The decision came after the fire had burned within a quarter-mile of some homes in Saratoga Springs and Eagle Mountain, about 40 miles south of Salt Lake City, Bureau of Land Management spokeswoman Teresa Rigby said. No homes have burned.

“The fire itself is still active but it no longer is a direct threat to homes,” Rigby told the Associated Press. “Most of the fire is up on the mountain at this time and not near the subdivisions.”

Authorities believe the so-called Dump fire was sparked when a bullet grazed a rock on public land near a landfill popular as an unofficial shooting range.

Meanwhile, fires erupted throughout Colorado on the hottest day of the year, according to the Denver Post.
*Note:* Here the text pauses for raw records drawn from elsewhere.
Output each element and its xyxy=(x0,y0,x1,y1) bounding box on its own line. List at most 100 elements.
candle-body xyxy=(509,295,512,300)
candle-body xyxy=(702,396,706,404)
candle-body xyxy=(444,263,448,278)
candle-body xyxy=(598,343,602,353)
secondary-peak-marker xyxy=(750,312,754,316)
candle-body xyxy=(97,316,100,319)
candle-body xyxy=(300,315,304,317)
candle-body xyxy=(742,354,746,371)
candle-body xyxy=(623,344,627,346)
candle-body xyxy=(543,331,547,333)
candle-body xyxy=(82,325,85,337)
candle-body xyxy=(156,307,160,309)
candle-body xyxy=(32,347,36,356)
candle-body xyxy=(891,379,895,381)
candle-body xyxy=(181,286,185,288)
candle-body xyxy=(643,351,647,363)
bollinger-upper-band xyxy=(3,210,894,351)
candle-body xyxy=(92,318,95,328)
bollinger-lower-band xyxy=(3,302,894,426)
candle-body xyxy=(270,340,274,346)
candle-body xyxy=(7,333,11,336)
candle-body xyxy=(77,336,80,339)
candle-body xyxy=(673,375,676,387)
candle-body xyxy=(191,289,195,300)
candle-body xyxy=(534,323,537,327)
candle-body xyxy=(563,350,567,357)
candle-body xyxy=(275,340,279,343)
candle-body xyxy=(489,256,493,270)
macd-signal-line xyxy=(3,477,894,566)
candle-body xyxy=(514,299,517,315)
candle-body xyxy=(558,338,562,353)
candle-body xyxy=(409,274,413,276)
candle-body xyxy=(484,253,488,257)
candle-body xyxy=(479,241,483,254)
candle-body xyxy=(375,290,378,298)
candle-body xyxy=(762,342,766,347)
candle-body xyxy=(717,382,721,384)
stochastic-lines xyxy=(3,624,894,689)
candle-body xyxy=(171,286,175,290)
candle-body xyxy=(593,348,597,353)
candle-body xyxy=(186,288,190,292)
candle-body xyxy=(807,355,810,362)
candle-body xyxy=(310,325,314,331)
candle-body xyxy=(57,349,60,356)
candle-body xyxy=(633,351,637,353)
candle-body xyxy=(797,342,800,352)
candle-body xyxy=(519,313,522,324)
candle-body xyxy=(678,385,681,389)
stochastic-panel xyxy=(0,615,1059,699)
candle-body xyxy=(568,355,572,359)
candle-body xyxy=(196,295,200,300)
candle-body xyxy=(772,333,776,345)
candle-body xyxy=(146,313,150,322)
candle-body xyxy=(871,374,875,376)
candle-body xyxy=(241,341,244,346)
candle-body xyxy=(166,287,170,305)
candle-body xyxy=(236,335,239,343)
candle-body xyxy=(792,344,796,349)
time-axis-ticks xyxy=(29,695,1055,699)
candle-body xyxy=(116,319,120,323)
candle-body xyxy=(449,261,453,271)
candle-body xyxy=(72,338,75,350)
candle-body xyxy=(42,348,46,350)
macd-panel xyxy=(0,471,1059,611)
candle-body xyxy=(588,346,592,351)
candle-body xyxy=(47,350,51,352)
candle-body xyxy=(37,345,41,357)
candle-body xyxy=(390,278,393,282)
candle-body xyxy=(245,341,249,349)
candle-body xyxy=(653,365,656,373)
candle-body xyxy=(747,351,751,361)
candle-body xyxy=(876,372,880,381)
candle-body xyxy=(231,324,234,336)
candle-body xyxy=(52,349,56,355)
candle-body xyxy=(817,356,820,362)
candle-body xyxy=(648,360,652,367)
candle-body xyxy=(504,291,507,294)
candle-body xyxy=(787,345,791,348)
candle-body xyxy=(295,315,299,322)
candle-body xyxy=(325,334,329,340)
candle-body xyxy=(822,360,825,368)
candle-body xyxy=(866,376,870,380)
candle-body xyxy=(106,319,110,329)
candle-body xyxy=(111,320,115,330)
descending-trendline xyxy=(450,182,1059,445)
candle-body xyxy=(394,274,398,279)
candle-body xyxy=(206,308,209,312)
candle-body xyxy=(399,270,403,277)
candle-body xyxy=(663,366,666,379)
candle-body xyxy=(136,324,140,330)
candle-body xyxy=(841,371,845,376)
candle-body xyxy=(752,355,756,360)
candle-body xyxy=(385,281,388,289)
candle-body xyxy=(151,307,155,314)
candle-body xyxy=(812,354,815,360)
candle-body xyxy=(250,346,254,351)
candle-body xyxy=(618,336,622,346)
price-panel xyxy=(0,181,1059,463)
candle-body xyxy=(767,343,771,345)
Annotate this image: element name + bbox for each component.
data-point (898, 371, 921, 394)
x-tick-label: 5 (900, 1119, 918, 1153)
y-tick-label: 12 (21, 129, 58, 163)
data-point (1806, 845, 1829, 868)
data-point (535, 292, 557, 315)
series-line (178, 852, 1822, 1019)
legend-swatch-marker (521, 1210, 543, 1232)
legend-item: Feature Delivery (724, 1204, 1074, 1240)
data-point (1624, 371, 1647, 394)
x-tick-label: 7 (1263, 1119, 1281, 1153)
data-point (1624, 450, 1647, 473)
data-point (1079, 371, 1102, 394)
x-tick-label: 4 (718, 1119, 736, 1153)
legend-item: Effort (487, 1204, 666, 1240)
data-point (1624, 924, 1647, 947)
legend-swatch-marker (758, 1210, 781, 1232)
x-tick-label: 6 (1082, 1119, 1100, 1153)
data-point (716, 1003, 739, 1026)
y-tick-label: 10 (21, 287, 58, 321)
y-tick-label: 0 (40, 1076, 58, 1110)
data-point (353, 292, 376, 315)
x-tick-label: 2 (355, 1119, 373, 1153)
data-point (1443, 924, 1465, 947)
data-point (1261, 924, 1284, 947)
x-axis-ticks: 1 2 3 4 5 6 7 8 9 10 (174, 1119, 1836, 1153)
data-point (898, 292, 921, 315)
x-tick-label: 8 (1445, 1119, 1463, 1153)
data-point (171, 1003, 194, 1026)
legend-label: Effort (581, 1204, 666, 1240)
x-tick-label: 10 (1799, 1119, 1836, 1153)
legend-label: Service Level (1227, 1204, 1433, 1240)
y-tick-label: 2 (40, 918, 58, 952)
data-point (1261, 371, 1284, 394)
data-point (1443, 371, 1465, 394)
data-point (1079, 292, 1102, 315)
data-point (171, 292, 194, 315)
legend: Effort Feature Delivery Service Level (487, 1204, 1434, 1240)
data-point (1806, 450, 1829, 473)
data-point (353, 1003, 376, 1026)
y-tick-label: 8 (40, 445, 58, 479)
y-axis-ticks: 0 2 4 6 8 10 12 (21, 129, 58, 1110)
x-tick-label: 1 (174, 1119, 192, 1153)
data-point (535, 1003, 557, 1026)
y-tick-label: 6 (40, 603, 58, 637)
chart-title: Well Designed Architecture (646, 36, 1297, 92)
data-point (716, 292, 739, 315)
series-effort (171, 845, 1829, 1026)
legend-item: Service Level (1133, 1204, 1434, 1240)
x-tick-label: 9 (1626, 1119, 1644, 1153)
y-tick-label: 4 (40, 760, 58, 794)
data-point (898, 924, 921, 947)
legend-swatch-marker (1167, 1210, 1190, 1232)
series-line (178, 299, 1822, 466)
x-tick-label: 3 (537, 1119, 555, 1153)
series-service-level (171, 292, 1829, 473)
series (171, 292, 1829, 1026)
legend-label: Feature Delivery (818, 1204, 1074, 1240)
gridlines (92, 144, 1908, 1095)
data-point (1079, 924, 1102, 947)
One fire broke out in the town of Estes Park, near the Beaver Meadows entrance of Rocky Mountain National Park; about 20 homes and structures were lost.

Both the High Park fire and a blaze in Colorado Springs flared Saturday.

Hot, dry weather and gusty winds are expected to worsen conditions in Colorado, where firefighters are battling at least eight fires.

"We have a couple of critical fire days ahead," Steve Segin of the Rocky Mountain fire team told the Post.

In Nevada, a wildfire that has scorched more than 11,000 acres of rugged terrain in northeast Nevada near the Utah line is 75% contained. It began as a U.S. Forest Service prescribed burn that escaped June 9.

In New Mexico, heavy rain has helped crews increase containment lines on the 69-square-mile fire near Ruidoso that began June 4. The more than 464-square-mile Whitewater-Baldy blaze, the largest in state history, is 87% contained, the Associated Press reported. It began May 16.